By Rich Lowry
February 9, 2015
St Paul Preaching in Athens (Raphael, 1515, Royal Collection of the United Kingdom)
In the most instantly notorious performance any president ever has or likely ever will give at a National Prayer Breakfast, President Obama reached back to the Crusades and the Inquisition last week to argue that Christianity, too, has its sins.
This point has been ably dissected on NRO here, here,here, and here. I want to come at it from a different angle, which is that at the moment the most salient points about Christianity and Islam are the differences, not the similarities, and perhaps none is as important as the fact that Christianity undergirded the development of Western liberalism (in the old, good sense of the word).
The Middle East is still struggling to create the sort of society that Christianity — to be sure, slowly, with many detours, and sometimes inadvertently — fostered in the West.
The indispensable role of Christianity in the creation of individual rights and ultimately of secularism itself is the subject of the revelatory new intellectual history Inventing the Individual by Larry Siedentop. Here’s hoping that President Obama gives it a quick skim before he next takes the podium at a prayer breakfast.
Siedentop begins his story with the ancients. The Greeks and Romans of pre-history weren’t secular; the family was, as Siedentop calls it, a religious cult run by the paterfamilias and suffused with ritual and assumptions of social inequality. We are all pro-family, but we can agree that ancestor worship takes it a little far.
At this time, Siedentop points out, the key distinction wasn’t between the public and private spheres, but between the public and domestic spheres, the latter characterized by the family with its rigidly defined hierarchical roles. There was no space for the individual with his or her own rights.
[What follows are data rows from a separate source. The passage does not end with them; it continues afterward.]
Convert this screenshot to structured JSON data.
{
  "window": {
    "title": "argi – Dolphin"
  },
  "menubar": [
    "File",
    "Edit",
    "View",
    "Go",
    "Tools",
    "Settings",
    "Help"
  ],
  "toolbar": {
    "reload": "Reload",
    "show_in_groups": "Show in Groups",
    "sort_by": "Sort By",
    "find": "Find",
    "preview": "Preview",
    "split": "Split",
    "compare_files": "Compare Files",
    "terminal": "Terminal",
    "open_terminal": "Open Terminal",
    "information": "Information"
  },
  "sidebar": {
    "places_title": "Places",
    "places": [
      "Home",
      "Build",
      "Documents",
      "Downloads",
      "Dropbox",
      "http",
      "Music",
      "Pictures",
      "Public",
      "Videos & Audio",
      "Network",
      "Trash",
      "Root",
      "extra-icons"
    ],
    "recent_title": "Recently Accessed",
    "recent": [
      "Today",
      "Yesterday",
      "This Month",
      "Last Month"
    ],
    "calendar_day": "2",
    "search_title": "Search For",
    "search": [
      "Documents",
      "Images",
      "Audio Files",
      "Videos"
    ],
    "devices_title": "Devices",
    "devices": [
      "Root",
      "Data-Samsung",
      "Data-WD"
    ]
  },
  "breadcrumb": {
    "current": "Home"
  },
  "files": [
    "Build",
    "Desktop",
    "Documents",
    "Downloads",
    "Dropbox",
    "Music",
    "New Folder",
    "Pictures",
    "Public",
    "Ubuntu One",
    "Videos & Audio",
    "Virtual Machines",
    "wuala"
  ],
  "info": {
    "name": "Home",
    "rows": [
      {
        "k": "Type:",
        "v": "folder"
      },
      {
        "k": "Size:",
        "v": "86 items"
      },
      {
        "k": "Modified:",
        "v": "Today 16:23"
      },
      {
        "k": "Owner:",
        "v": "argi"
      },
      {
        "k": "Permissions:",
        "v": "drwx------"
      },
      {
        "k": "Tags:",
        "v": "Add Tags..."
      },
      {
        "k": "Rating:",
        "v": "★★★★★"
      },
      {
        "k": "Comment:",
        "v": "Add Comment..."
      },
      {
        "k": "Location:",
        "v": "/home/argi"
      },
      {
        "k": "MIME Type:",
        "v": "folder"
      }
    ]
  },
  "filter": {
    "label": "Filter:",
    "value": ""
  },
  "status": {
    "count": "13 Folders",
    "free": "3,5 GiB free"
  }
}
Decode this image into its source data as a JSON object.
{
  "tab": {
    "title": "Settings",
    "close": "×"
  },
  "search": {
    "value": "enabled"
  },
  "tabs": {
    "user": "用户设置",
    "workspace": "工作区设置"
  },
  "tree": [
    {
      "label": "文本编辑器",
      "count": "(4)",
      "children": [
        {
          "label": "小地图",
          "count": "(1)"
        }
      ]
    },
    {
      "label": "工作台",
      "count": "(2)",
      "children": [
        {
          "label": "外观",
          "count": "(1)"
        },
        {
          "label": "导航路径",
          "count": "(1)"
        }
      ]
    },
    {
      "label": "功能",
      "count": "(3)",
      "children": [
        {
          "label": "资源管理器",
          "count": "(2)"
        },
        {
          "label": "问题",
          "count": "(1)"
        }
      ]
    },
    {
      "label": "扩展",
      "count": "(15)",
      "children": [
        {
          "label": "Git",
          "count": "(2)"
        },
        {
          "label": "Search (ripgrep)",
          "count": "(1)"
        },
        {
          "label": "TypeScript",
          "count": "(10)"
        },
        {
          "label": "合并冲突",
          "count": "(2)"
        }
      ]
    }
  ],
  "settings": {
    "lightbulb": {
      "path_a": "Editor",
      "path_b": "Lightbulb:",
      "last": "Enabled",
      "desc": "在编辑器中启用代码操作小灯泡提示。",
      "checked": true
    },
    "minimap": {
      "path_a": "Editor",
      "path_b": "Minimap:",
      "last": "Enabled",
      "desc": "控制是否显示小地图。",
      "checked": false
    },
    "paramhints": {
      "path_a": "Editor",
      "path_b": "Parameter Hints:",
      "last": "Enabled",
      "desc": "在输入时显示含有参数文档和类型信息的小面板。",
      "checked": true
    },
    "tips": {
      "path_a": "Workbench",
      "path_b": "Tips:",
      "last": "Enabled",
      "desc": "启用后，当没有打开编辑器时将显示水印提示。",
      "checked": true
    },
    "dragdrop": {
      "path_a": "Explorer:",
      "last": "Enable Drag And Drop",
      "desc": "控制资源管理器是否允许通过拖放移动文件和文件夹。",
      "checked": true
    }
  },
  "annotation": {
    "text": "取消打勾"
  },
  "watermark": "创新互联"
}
With the rise of the polis, the point of view widened, but the city itself became a kind of church. Siedentop writes that “the most distinctive thing about Greek and Roman antiquity is what might be called ‘moral enclosure’, in which the limits of personal identity were established by the limits of physical association and inherited, unequal social roles.”
Christianity set in motion something completely different. It emphasized the moral equality of all people, and it made individual conscience a central concern. Siedentop asks if Saint Paul wasn’t the greatest revolutionary the world has ever known. “For Paul,” Siedentop writes, “the love of God revealed in the Christ imposes opportunities and obligations on the individual as such, that is, on conscience.”
The source of authority had been reversed: “Increasingly it was to be found ‘below’, in human agency and conscience, rather than ‘above’ in coercive eternal ideas.” This was a radical development that contained the seeds of the liberties we enjoy today.
The story of the West is, in part, the often-serpentine working out over centuries of these new intellectual currents. The story runs through, among other things, monasticism, the Augustinian conception of the will, the legal system of the Catholic Church, the split between temporal and spiritual power, and the canon lawyers who began to set out a system of law that honored the rights of the individual. Rather than the Middle Ages being the time of darkness and stagnation of popular imagination, they were a period of ferment that created the basis of the modern world.
(Francis Fukuyama covers some of the same ground in the first volume of his The Origins of Political Order. He notes that “two of the basic institutions that became crucial to economic modernization — individual freedom of choice with regard to social and property relationships, and political rule limited by transparent and predictable law — were created by a premodern institution, the medieval church.”)
It was Christianity’s “test of ‘internal acceptance’ that had gradually made ‘enforced belief’ a contradiction in terms,” according to Siedentop. Eventually, the intuitions of Christianity were turned against the institutional church itself. Siedentop concludes that “secularism is Christianity’s gift to the world,” and, more broadly, liberalism “preserves Christian ontology without the metaphysics of salvation.”
This is so often obscured because Renaissance humanism looked back favorably to antiquity and took on an anticlerical cast. And the secular authorities asserted themselves to suppress the violence of the wars of religion. Both trends, according to Siedentop, “suggested that the emergent secularism or proto-liberalism had little to do with the moral intuitions generated by Christianity, but rather that their inspiration should be located in antiquity and paganism.”
It didn’t help that Europe long had a church that was associated with aristocracy and hierarchy, obscuring the egalitarian foundations of Christianity.
But those foundations are essential to who we are. Some Muslim writers, Siedentop points out, refer to “Christian secularism,” which isn’t quite the outlandish oxymoron it sounds. “Enforced belief was, for Paul and many early Christians, a contradiction in terms,” he writes. “Strikingly, in its first centuries Christianity spread by persuasion, not by force of arms — in contrast to the early spread of Islam.”
Therein lies a tale, one that the president surely would prefer not to know or acknowledge.
— Rich Lowry is the editor of National Review.